Carl's mother, Anna Lyljadahl, was born in this house in Vastervik, Sweden, on February 6, 1889. She had many stories of folklore and customs to pass on to her descendants. Perhaps most important were the stories of the Tompta Gubbas, household spirits who lived in the attic and looked over the family, and Ole Johannson, a whimsical philosopher who rode a unicycle. Although her childhood seems generally happy, her mother died when Anna was a child, and her father when she was 14 years old. At the time of her father's death, her stepmother advised her that her prospects were bleak in her home town. At the age of 14, with nothing but the dress on her back and a small ruck sack, she took passage, alone, in steerage on a steamer to America. She was working on a sampler which read "Herren Förser" ("The Lord Will Provide") when she left. This is apparently the only thing she brought with her which still survives.

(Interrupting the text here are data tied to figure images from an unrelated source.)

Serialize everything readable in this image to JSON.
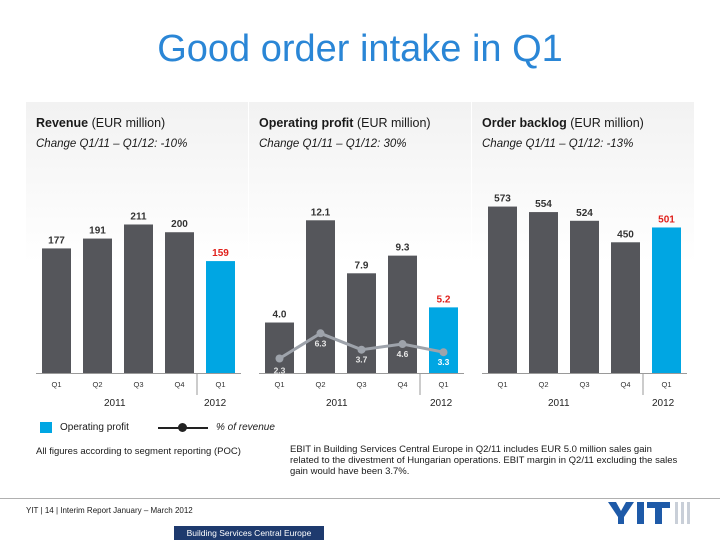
{
  "title": "Good order intake in Q1",
  "panels": [
    {
      "metric": "Revenue",
      "unit": "(EUR million)",
      "change": "Change Q1/11 – Q1/12: -10%"
    },
    {
      "metric": "Operating profit",
      "unit": "(EUR million)",
      "change": "Change Q1/11 – Q1/12: 30%"
    },
    {
      "metric": "Order backlog",
      "unit": "(EUR million)",
      "change": "Change Q1/11 – Q1/12: -13%"
    }
  ],
  "years": [
    "2011",
    "2012"
  ],
  "legend": {
    "bar": "Operating profit",
    "line": "% of revenue"
  },
  "notes": {
    "left": "All figures according to segment reporting (POC)",
    "right": "EBIT in Building Services Central Europe in Q2/11 includes EUR 5.0 million sales gain related to the divestment of Hungarian operations. EBIT margin in Q2/11 excluding the sales gain would have been 3.7%."
  },
  "footer": {
    "text": "YIT | 14 | Interim Report January – March 2012",
    "section": "Building Services Central Europe"
  },
  "colors": {
    "title": "#2a86d6",
    "bar_dark": "#55565b",
    "bar_highlight": "#00a6e3",
    "line": "#9ea3ab"
  },
  "chart_data": [
    {
      "type": "bar",
      "title": "Revenue (EUR million)",
      "categories": [
        "Q1",
        "Q2",
        "Q3",
        "Q4",
        "Q1"
      ],
      "values": [
        177,
        191,
        211,
        200,
        159
      ],
      "ylim": [
        0,
        260
      ]
    },
    {
      "type": "bar",
      "title": "Operating profit (EUR million)",
      "categories": [
        "Q1",
        "Q2",
        "Q3",
        "Q4",
        "Q1"
      ],
      "values": [
        4.0,
        12.1,
        7.9,
        9.3,
        5.2
      ],
      "ylim": [
        0,
        14.5
      ],
      "series": [
        {
          "name": "Operating profit",
          "values": [
            4.0,
            12.1,
            7.9,
            9.3,
            5.2
          ]
        },
        {
          "name": "% of revenue",
          "values": [
            2.3,
            6.3,
            3.7,
            4.6,
            3.3
          ]
        }
      ]
    },
    {
      "type": "bar",
      "title": "Order backlog (EUR million)",
      "categories": [
        "Q1",
        "Q2",
        "Q3",
        "Q4",
        "Q1"
      ],
      "values": [
        573,
        554,
        524,
        450,
        501
      ],
      "ylim": [
        0,
        630
      ]
    }
  ]
}
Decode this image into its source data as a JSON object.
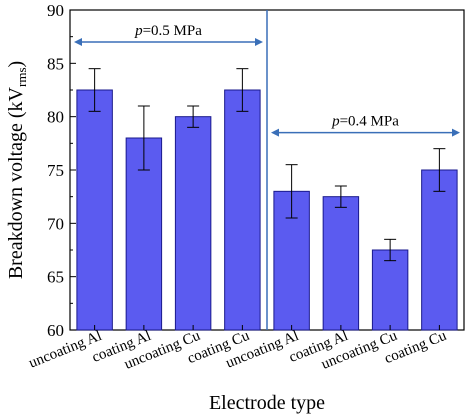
{
  "chart_data": {
    "type": "bar",
    "xlabel": "Electrode type",
    "ylabel": "Breakdown voltage (kV",
    "ylabel_sub": "rms",
    "ylabel_close": ")",
    "ylim": [
      60,
      90
    ],
    "yticks": [
      60,
      65,
      70,
      75,
      80,
      85,
      90
    ],
    "categories": [
      "uncoating Al",
      "coating Al",
      "uncoating Cu",
      "coating Cu",
      "uncoating Al",
      "coating Al",
      "uncoating Cu",
      "coating Cu"
    ],
    "values": [
      82.5,
      78.0,
      80.0,
      82.5,
      73.0,
      72.5,
      67.5,
      75.0
    ],
    "errors": [
      [
        80.5,
        84.5
      ],
      [
        75.0,
        81.0
      ],
      [
        79.0,
        81.0
      ],
      [
        80.5,
        84.5
      ],
      [
        70.5,
        75.5
      ],
      [
        71.5,
        73.5
      ],
      [
        66.5,
        68.5
      ],
      [
        73.0,
        77.0
      ]
    ],
    "bar_color": "#5b5bf0",
    "bar_edge": "#1a1a8c",
    "annotation_color": "#3a6fb8",
    "grid": false,
    "groups": [
      {
        "p_label": "p",
        "value_label": "=0.5 MPa",
        "from_category": 0,
        "to_category": 3,
        "y": 87.0
      },
      {
        "p_label": "p",
        "value_label": "=0.4 MPa",
        "from_category": 4,
        "to_category": 7,
        "y": 78.5
      }
    ]
  }
}
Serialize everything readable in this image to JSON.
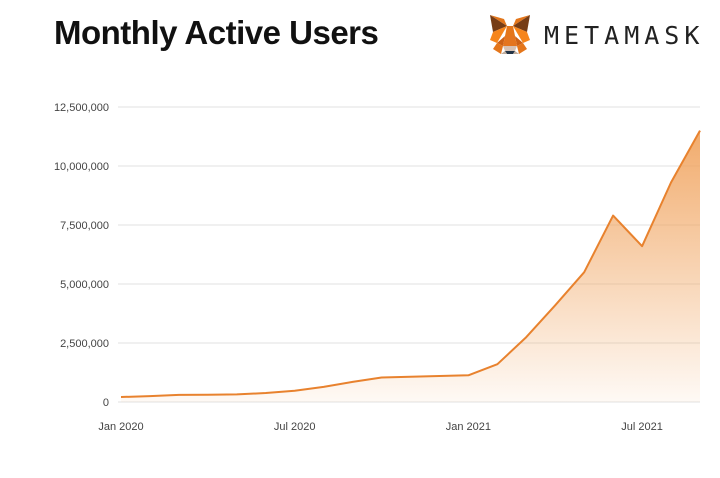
{
  "header": {
    "title": "Monthly Active Users",
    "brand_name": "METAMASK",
    "brand_icon": "metamask-fox-icon"
  },
  "colors": {
    "line": "#E8822E",
    "fill_top": "#F0A25C",
    "grid": "#E2E2E2",
    "text": "#111111"
  },
  "chart_data": {
    "type": "area",
    "title": "Monthly Active Users",
    "xlabel": "",
    "ylabel": "",
    "ylim": [
      0,
      12500000
    ],
    "yticks": [
      0,
      2500000,
      5000000,
      7500000,
      10000000,
      12500000
    ],
    "ytick_labels": [
      "0",
      "2,500,000",
      "5,000,000",
      "7,500,000",
      "10,000,000",
      "12,500,000"
    ],
    "xtick_labels": [
      "Jan 2020",
      "Jul 2020",
      "Jan 2021",
      "Jul 2021"
    ],
    "x": [
      "2020-01",
      "2020-02",
      "2020-03",
      "2020-04",
      "2020-05",
      "2020-06",
      "2020-07",
      "2020-08",
      "2020-09",
      "2020-10",
      "2020-11",
      "2020-12",
      "2021-01",
      "2021-02",
      "2021-03",
      "2021-04",
      "2021-05",
      "2021-06",
      "2021-07",
      "2021-08",
      "2021-09"
    ],
    "values": [
      210000,
      250000,
      300000,
      310000,
      320000,
      380000,
      480000,
      640000,
      850000,
      1040000,
      1070000,
      1100000,
      1130000,
      1600000,
      2750000,
      4100000,
      5500000,
      7900000,
      6600000,
      9300000,
      11500000
    ],
    "grid": true,
    "legend": "none"
  }
}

She found employment in New York City as a domestic servant. At a social gathering at the Swedish Baptist church she attended, she met her future husband, Axel Young. Axel had changed his name from Johaanson to Young on coming to America in a spirit of optimism about starting a new life in a young country. He was a skilled machinist and electrician, and would have been able to do well enough in Sweden, but he was an idealist and thought he could find something better on the other side of the ocean.
Axel working as a machinist, Circa 1910.
Anna and Axel were married in 1910. Although we can't be certain, it seems likely that this was their wedding photo.
Anna and Axel moved to West Allis after their wedding. The family moved to Kenosha when Carl was two, so this picture, probably taken in 1916, shows the family in West Allis. Their eldest child, Hildur, appears at the top of the photo. Moving clockwise, we see Axel, Ann, Carl, and Anna.
Anna kept her family together as long as she could. One of her methods of doing so was by making arrangements for elaborate Christmas celebrations in one place, even when her children were scattered as far apart as Montreal, New York, Detroit, and Kenosha. Her Swedish customs aided this effort considerably.
Top row, left to right: Jeff, Harold, Ed, Elizabeth, Arthur, Edwin, Carl, Wally;Second row: Marge, Hildur, Anna, Karl, Bernice, Ann; Bottom row: Kris, Margaret, Jim, Kathy.
Anna spent the last 12 years of her life in a nursing home. Carl and Bernice tried to visit her daily. Karl, Jr., who had moved to Milwaukee, religiously visited her every weekend except when he was traveling or working out of state. In 1973, he produced a Christmas book for her, giving the edition to her in November so that she could send copies instead of Christmas cards. The photos on this page come from the book. Karl produced other such books, both as gifts and as commercial jobs in succeeding years. We mention it here because it seems a custom which other families might adopt. Carl did not want such a book, but this site suggests one without going against his wishes. Many seniors have life stories they'd like to tell, family photos they'd like to share, and, of course, something to do as other capacities diminish. Perhaps the web is a place where such a practice could grow.